Hasta que, media hora después, comenzó el caos.
**
Damián sintió la presión en el pecho antes de que sonara el primer grito. Estaba con Emilia y Tomás, reunidos frente al galpón, cuando una oleada de energía densa los alcanzó como un golpe de viento desde el sur.
—¿Lo sintieron? —preguntó Tomás, mirando al cielo.
Emilia ya estaba sacando el cuaderno de la mochila. Pero antes de que pudiera abrirlo, un sonido hueco —como un estallido contenido dentro de una caverna— los sacudió.
—¡Es en el centro! —gritó Damián, y echó a correr.
**
Las calles eran un nudo de autos detenidos y personas gritando. El caos era palpable, pero aún no sabían de qué huían. Hasta que lo vieron.

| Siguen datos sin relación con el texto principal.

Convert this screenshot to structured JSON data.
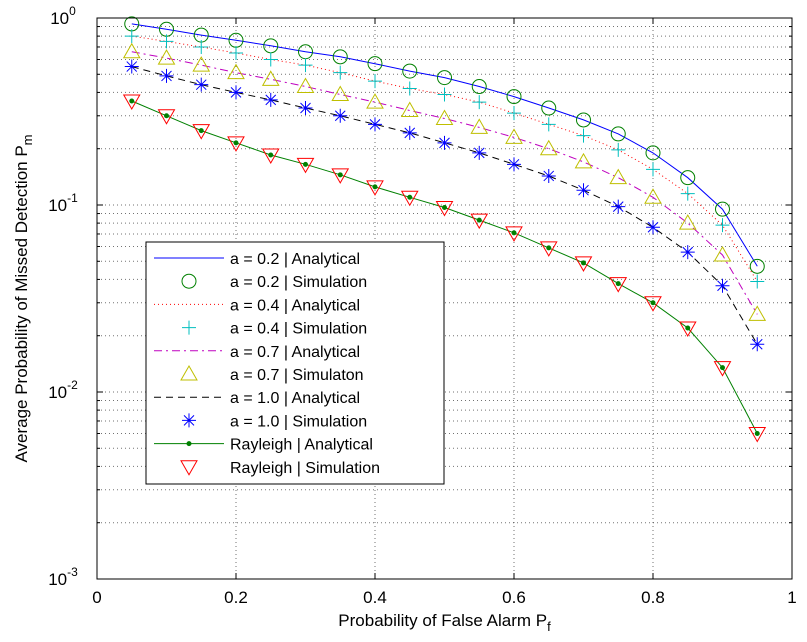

En el medio de la avenida, levitando apenas unos centímetros sobre el asfalto, había un adolescente. Catorce años, a lo sumo. Descalzo. Con el pelo parado en todas direcciones como si un campo eléctrico lo atravesara. Sus ojos brillaban con un resplandor azul tan intenso que lastimaba la vista.
A su alrededor, los carteles se doblaban. Los autos se encendían y apagaban solos. Vidrios estallaban sin tocarse.
—¡Es un Fragmentado! —exclamó Emilia.
—Y está fuera de control —añadió Tomás, corriendo hacia él sin dudar.
El chico gritó, y una onda expansiva empujó a todos hacia atrás. Damián fue el único que no cayó. Sus ojos brillaban también. Su respiración era estable. Dio un paso al frente.
—¡Mi nombre es Damián! —gritó—. ¡Te entiendo! ¡No estás solo!
El chico se volvió hacia él. Por un segundo, sus ojos dejaron de brillar. Vaciló.
Entonces Damián levantó una mano… y extendió el campo.
La energía del adolescente chocó contra el escudo invisible y se disipó. Como humo atrapado en una campana de cristal.
Emilia se acercó y posó una mano en el hombro del joven. Él cayó de rodillas. Lloraba.
—¿Cómo… cómo se detiene esto? —balbuceó—. Todo está… rompiéndose.
Damián se agachó frente a él. Su voz fue baja, firme.
—¿Quién sos? ¿Cuándo despertaste?
—No lo sé. Hace días… semanas. Veo cosas. Siento grietas. Voces desde las paredes. Y un nombre… que no me puedo sacar de la cabeza.
—¿Qué nombre?
El chico lo miró.
Y dijo:
—Umbra.
**
Mientras lo ayudaban a incorporarse, Emilia abrió el cuaderno. Una nueva frase se había escrito sola, aunque nadie lo había tocado:
“Ya no son los únicos.”
**
En lo alto de un edificio cercano, una figura con una bufanda negra observaba en silencio.
Tenía una libreta similar en la mano.
Y una sonrisa torcida en el rostro.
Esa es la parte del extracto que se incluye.